The Impact of Micro-Nanoplastics on Mitochondria in the Context of Diet and Diet-Related Diseases
This review examines how micro- and nanoplastics may worsen diet-related diseases like obesity and type 2 diabetes by damaging mitochondria, the energy-producing structures inside cells. Studies suggest that microplastic exposure combined with unhealthy diets can amplify metabolic problems like insulin resistance and high blood sugar. The findings point to mitochondrial damage as a key link between microplastic exposure and the growing epidemic of metabolic diseases.

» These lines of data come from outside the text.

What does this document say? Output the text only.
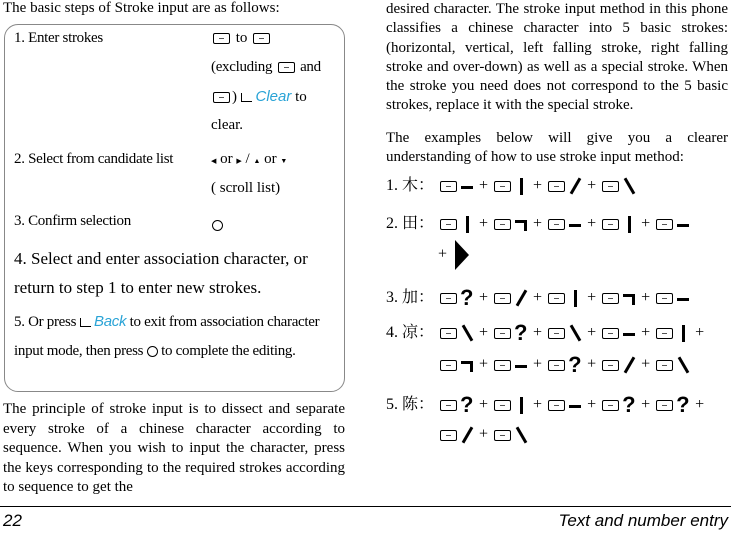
The basic steps of Stroke input are as follows:
1. Enter strokes	to
(excluding and
)  Clear to
clear.
2. Select from candidate list	◀ or ▶ / ▲ or ▼
( scroll list)
3. Confirm selection
4. Select and enter association character, or return to step 1 to enter new strokes.
5. Or press Back to exit from association character input mode, then press to complete the editing.
The principle of stroke input is to dissect and separate every stroke of a chinese character according to sequence. When you wish to input the character, press the keys corresponding to the required strokes according to sequence to get the
desired character. The stroke input method in this phone classifies a chinese character into 5 basic strokes: (horizontal, vertical, left falling stroke, right falling stroke and over-down) as well as a special stroke. When the stroke you need does not correspond to the 5 basic strokes, replace it with the special stroke.
The examples below will give you a clearer understanding of how to use stroke input method:
1. 木：	+	+	+
2. 田：	+	+	+	+
+
3. 加： ?	+	+	+	+
4. 凉：	+ ?	+	+	+	+
+	+ ?	+	+
5. 陈： ?	+	+	+ ?	+ ?	+
+
22	Text and number entry
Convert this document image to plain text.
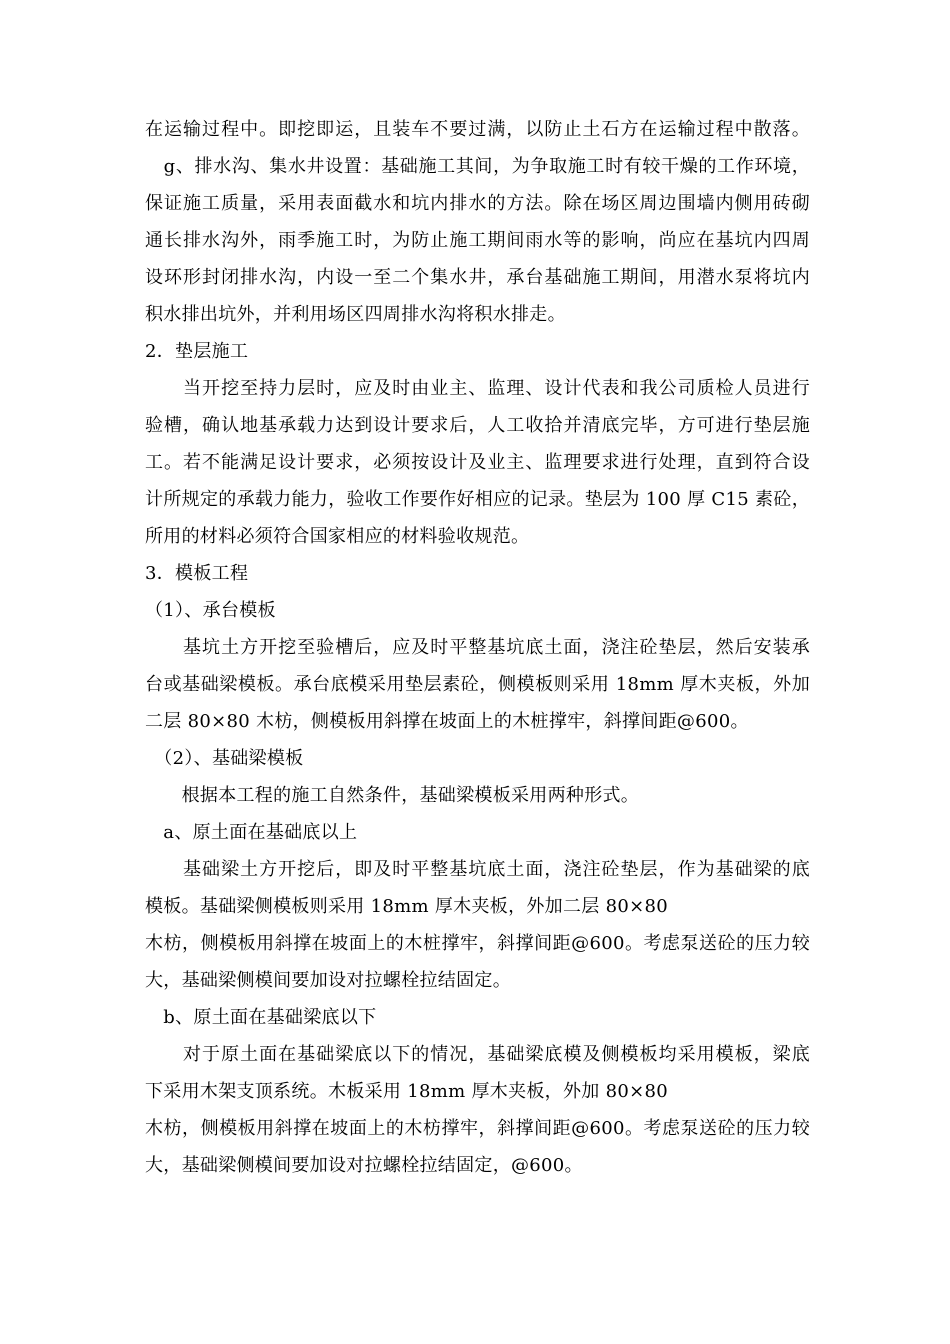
在运输过程中。即挖即运，且装车不要过满，以防止土石方在运输过程中散落。
　g、排水沟、集水井设置：基础施工其间，为争取施工时有较干燥的工作环境，
保证施工质量，采用表面截水和坑内排水的方法。除在场区周边围墙内侧用砖砌
通长排水沟外，雨季施工时，为防止施工期间雨水等的影响，尚应在基坑内四周
设环形封闭排水沟，内设一至二个集水井，承台基础施工期间，用潜水泵将坑内
积水排出坑外，并利用场区四周排水沟将积水排走。
2．垫层施工
　　当开挖至持力层时，应及时由业主、监理、设计代表和我公司质检人员进行
验槽，确认地基承载力达到设计要求后，人工收拾并清底完毕，方可进行垫层施
工。若不能满足设计要求，必须按设计及业主、监理要求进行处理，直到符合设
计所规定的承载力能力，验收工作要作好相应的记录。垫层为 100 厚 C15 素砼，
所用的材料必须符合国家相应的材料验收规范。
3．模板工程
（1）、承台模板
　　基坑土方开挖至验槽后，应及时平整基坑底土面，浇注砼垫层，然后安装承
台或基础梁模板。承台底模采用垫层素砼，侧模板则采用 18mm 厚木夹板，外加
二层 80×80 木枋，侧模板用斜撑在坡面上的木桩撑牢，斜撑间距@600。
　（2）、基础梁模板
　　根据本工程的施工自然条件，基础梁模板采用两种形式。
　a、原土面在基础底以上
　　基础梁土方开挖后，即及时平整基坑底土面，浇注砼垫层，作为基础梁的底
模板。基础梁侧模板则采用 18mm 厚木夹板，外加二层 80×80
木枋，侧模板用斜撑在坡面上的木桩撑牢，斜撑间距@600。考虑泵送砼的压力较
大，基础梁侧模间要加设对拉螺栓拉结固定。
　b、原土面在基础梁底以下
　　对于原土面在基础梁底以下的情况，基础梁底模及侧模板均采用模板，梁底
下采用木架支顶系统。木板采用 18mm 厚木夹板，外加 80×80
木枋，侧模板用斜撑在坡面上的木枋撑牢，斜撑间距@600。考虑泵送砼的压力较
大，基础梁侧模间要加设对拉螺栓拉结固定，@600。
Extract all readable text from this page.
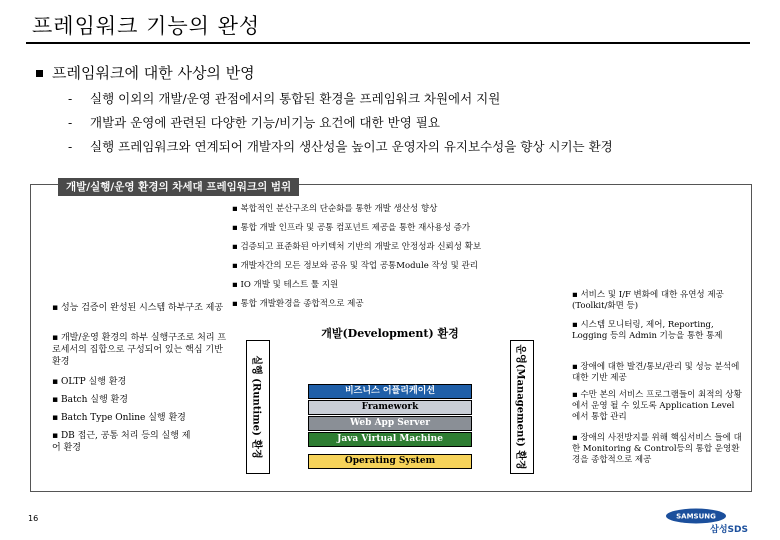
프레임워크 기능의 완성
프레임워크에 대한 사상의 반영
- 실행 이외의 개발/운영 관점에서의 통합된 환경을 프레임워크 차원에서 지원
- 개발과 운영에 관련된 다양한 기능/비기능 요건에 대한 반영 필요
- 실행 프레임워크와 연계되어 개발자의 생산성을 높이고 운영자의 유지보수성을 향상 시키는 환경
개발/실행/운영 환경의 차세대 프레임워크의 범위
▪ 복합적인 분산구조의 단순화를 통한 개발 생산성 향상
▪ 통합 개발 인프라 및 공통 컴포넌트 제공을 통한 재사용성 증가
▪ 검증되고 표준화된 아키텍처 기반의 개발로 안정성과 신뢰성 확보
▪ 개발자간의 모든 정보와 공유 및 작업 공통Module 작성 및 관리
▪ IO 개발 및 테스트 툴 지원
▪ 통합 개발환경을 종합적으로 제공
▪ 성능 검증이 완성된 시스템 하부구조 제공
▪ 개발/운영 환경의 하부 실행구조로 처리 프로세서의 집합으로 구성되어 있는 핵심 기반 환경
▪ OLTP 실행 환경
▪ Batch 실행 환경
▪ Batch Type Online 실행 환경
▪ DB 접근, 공통 처리 등의 실행 제어 환경
▪ 서비스 및 I/F 변화에 대한 유연성 제공(Toolkit/화면 등)
▪ 시스템 모니터링, 제어, Reporting, Logging 등의 Admin 기능을 통한 통제
▪ 장애에 대한 발견/통보/관리 및 성능 분석에 대한 기반 제공
▪ 수만 본의 서비스 프로그램들이 최적의 상황에서 운영 될 수 있도록 Application Level에서 통합 관리
▪ 장애의 사전방지를 위해 핵심서비스 들에 대한 Monitoring & Control등의 통합 운영환경을 종합적으로 제공
실행 (Runtime) 환경	운영(Management) 환경
개발(Development) 환경
비즈니스 어플리케이션
Framework
Web App Server
Java Virtual Machine
Operating System
16	SAMSUNG
삼성SDS
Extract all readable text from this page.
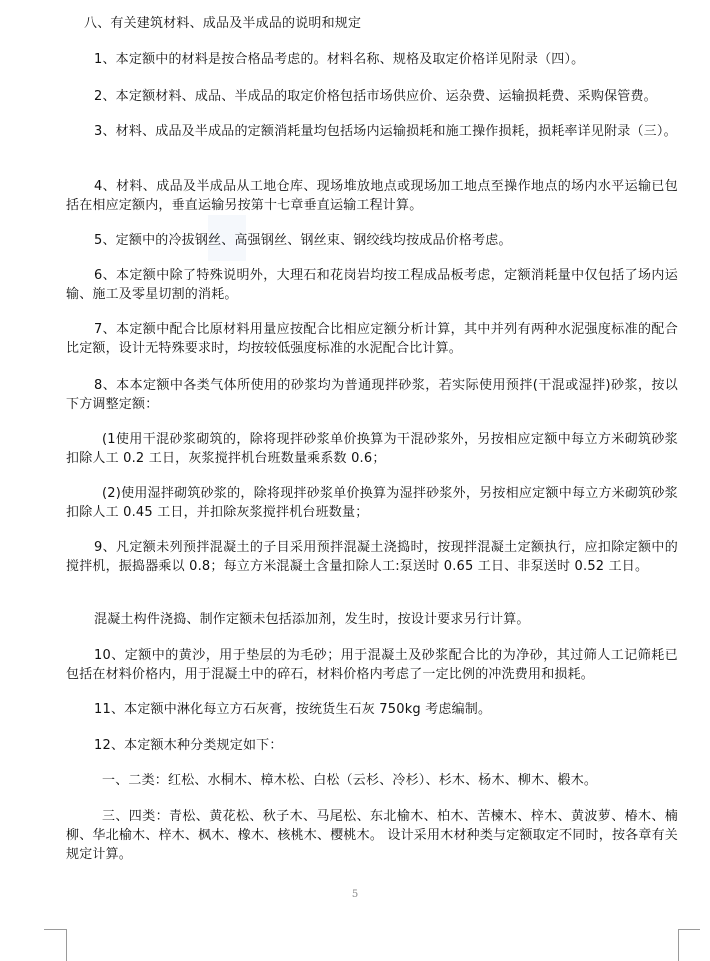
八、有关建筑材料、成品及半成品的说明和规定

1、本定额中的材料是按合格品考虑的。材料名称、规格及取定价格详见附录（四）。

2、本定额材料、成品、半成品的取定价格包括市场供应价、运杂费、运输损耗费、采购保管费。

3、材料、成品及半成品的定额消耗量均包括场内运输损耗和施工操作损耗，损耗率详见附录（三）。

4、材料、成品及半成品从工地仓库、现场堆放地点或现场加工地点至操作地点的场内水平运输已包括在相应定额内，垂直运输另按第十七章垂直运输工程计算。

5、定额中的冷拔钢丝、高强钢丝、钢丝束、钢绞线均按成品价格考虑。

6、本定额中除了特殊说明外，大理石和花岗岩均按工程成品板考虑，定额消耗量中仅包括了场内运输、施工及零星切割的消耗。

7、本定额中配合比原材料用量应按配合比相应定额分析计算，其中并列有两种水泥强度标准的配合比定额，设计无特殊要求时，均按较低强度标准的水泥配合比计算。

8、本本定额中各类气体所使用的砂浆均为普通现拌砂浆，若实际使用预拌(干混或湿拌)砂浆，按以下方调整定额：

(1使用干混砂浆砌筑的，除将现拌砂浆单价换算为干混砂浆外，另按相应定额中每立方米砌筑砂浆扣除人工 0.2 工日，灰浆搅拌机台班数量乘系数 0.6；

(2)使用湿拌砌筑砂浆的，除将现拌砂浆单价换算为湿拌砂浆外，另按相应定额中每立方米砌筑砂浆扣除人工 0.45 工日，并扣除灰浆搅拌机台班数量；

9、凡定额未列预拌混凝土的子目采用预拌混凝土浇捣时，按现拌混凝土定额执行，应扣除定额中的搅拌机，振捣器乘以 0.8；每立方米混凝土含量扣除人工:泵送时 0.65 工日、非泵送时 0.52 工日。

混凝土构件浇捣、制作定额未包括添加剂，发生时，按设计要求另行计算。

10、定额中的黄沙，用于垫层的为毛砂；用于混凝土及砂浆配合比的为净砂，其过筛人工记筛耗已包括在材料价格内，用于混凝土中的碎石，材料价格内考虑了一定比例的冲洗费用和损耗。

11、本定额中淋化每立方石灰膏，按统货生石灰 750kg 考虑编制。

12、本定额木种分类规定如下：

一、二类：红松、水桐木、樟木松、白松（云杉、冷杉）、杉木、杨木、柳木、椴木。

三、四类：青松、黄花松、秋子木、马尾松、东北榆木、柏木、苦楝木、梓木、黄波萝、椿木、楠柳、华北榆木、梓木、枫木、橡木、核桃木、樱桃木。 设计采用木材种类与定额取定不同时，按各章有关规定计算。

5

Polystyrene microplastics-induced ROS overproduction disrupts the skeletal muscle regeneration by converting myoblasts into adipocytes
Researchers found that polystyrene microplastics impaired skeletal muscle repair in mice by triggering excess production of reactive oxygen species (ROS) inside muscle stem cells. This oxidative stress redirected muscle stem cells to become fat cells instead of new muscle fibers, resulting in increased fat deposits and reduced muscle fiber size. The study suggests that microplastic exposure could interfere with the body's natural ability to regenerate and maintain muscle tissue.
Exposure to polystyrene nanoplastics promotes premature cellular senescence through mitochondrial ROS production and dysfunction in pre-differentiated skeletal myoblasts
This lab study found that polystyrene nanoplastics caused premature aging in muscle precursor cells by damaging their mitochondria and triggering excessive production of harmful molecules called reactive oxygen species. The nanoplastics were absorbed into cells, accumulated there, and caused the cells to stop dividing and show signs of aging. This suggests that nanoplastic exposure could contribute to muscle deterioration and aging-related conditions by damaging the cells responsible for muscle repair.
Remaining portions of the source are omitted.